A Friday night, a slightly different crowd, a more vibrant atmosphere.

David Simon had flown in from Baltimore with two associates to do the Hay Festival. 

He’s a big, bald, Jewish fiftysomething with a snappy, staccato way of talking and when he got onstage he immediately made fun of his reputation with a liberal audience.

He said, “I flew in this morning and I bought The Guardian and there wasn’t one article about David Simon. No review, no editorial… Where’s the love?”

It was funny, the way he said it. But it doesn’t read funny. You had to be there.

I’d never seen The Wire until the previous night. I had Sky+ed the last episode(12/12) and watched it. That was a very unusual thing for me to do because I never watch a drama series on TV. I read books.
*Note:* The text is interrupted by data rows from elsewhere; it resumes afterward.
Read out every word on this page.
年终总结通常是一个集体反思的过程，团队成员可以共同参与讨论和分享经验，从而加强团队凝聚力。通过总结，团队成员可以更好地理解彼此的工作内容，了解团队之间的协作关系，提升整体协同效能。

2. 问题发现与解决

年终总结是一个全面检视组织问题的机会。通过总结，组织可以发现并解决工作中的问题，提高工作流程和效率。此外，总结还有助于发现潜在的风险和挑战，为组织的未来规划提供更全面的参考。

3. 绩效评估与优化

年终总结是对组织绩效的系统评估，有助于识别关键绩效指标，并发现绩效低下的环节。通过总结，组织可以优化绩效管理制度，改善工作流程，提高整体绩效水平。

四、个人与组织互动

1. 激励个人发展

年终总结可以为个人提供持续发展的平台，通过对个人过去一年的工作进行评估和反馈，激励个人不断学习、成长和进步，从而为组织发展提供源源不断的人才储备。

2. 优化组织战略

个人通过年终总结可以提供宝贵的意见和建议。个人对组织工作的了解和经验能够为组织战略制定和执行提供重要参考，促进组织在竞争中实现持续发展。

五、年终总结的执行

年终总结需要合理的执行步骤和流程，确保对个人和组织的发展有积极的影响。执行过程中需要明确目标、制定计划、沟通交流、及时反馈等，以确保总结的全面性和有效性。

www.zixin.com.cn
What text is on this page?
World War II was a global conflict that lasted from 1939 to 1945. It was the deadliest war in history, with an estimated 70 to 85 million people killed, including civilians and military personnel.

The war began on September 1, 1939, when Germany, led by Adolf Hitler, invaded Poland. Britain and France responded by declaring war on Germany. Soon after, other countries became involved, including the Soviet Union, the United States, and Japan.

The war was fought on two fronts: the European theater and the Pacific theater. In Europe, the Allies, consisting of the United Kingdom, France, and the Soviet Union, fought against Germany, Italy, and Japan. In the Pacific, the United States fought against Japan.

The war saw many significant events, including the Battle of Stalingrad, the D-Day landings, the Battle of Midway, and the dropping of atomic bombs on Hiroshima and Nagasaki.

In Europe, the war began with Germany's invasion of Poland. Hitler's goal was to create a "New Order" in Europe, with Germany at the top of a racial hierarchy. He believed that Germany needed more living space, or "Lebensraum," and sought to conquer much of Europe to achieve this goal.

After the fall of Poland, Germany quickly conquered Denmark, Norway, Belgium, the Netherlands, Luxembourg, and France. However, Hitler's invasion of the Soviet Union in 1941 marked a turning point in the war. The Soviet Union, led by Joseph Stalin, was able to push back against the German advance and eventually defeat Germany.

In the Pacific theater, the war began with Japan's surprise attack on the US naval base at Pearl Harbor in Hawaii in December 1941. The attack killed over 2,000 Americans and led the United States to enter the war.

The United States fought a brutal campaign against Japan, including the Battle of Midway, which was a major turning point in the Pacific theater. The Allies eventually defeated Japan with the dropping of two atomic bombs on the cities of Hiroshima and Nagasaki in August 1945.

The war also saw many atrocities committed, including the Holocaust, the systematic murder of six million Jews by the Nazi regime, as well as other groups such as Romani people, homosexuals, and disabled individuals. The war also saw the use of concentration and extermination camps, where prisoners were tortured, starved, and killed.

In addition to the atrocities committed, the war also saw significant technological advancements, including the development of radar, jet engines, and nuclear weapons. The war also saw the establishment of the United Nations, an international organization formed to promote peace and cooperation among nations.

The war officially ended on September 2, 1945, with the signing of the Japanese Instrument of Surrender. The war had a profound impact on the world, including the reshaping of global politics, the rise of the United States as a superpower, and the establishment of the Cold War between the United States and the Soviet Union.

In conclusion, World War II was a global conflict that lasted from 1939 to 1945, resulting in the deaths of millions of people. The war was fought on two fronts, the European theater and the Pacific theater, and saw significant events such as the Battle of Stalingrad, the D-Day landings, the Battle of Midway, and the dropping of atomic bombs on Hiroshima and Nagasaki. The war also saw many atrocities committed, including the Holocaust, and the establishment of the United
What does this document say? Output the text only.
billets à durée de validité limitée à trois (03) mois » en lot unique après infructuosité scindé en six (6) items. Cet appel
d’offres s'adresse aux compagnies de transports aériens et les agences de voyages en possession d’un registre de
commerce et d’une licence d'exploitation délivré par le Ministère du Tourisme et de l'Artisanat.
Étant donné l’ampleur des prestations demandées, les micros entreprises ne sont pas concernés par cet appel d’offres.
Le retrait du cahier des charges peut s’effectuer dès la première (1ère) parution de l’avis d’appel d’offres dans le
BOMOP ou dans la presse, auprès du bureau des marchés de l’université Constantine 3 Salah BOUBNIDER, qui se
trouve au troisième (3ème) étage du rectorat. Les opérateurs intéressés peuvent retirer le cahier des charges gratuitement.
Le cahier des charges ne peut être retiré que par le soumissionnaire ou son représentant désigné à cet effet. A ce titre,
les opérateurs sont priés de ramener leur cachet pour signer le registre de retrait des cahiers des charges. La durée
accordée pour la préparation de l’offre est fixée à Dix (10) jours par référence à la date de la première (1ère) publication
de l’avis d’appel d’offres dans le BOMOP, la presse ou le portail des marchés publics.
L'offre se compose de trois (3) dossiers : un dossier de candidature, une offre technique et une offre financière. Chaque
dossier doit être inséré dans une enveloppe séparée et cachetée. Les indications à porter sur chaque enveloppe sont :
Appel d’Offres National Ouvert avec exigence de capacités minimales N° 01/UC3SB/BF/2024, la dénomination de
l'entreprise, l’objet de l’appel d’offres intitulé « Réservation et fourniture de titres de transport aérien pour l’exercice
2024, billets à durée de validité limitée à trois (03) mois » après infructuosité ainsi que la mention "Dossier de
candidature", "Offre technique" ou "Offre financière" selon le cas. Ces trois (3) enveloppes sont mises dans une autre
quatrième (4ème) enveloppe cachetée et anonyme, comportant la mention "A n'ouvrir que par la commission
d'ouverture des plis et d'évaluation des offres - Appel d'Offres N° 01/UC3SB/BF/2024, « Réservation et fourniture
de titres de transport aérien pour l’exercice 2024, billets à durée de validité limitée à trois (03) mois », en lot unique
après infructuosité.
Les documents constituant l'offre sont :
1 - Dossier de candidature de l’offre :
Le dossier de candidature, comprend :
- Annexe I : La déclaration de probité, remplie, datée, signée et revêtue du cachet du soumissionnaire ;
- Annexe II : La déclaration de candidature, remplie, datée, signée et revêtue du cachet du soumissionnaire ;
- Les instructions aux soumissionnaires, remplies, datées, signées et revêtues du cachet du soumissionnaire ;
 I’ve never seen one episode of West Wing or ER or The Sopranos or anything else. The kids nagged me to watch 24, so I saw a couple. I could see why they liked it, but I didn’t.

In the last three years the only drama series I’ve watched is Mad Men, which is about advertising men on Madison Avenue in the Fifties and Sixties. I watched the first episode because I used to work in advertising in London and I stayed with it. Got into the characters, the way the story jolts forward and surprises you. Jan and I  have enjoyed every episode so far. Two series.

David Simon, I liked him.  Really, really liked him. Respect him a lot.

But I wouldn’t read one of his books because they’re not my kind of crime novels.  And I wouldn’t watch The Wire again because it’s not my kind of show.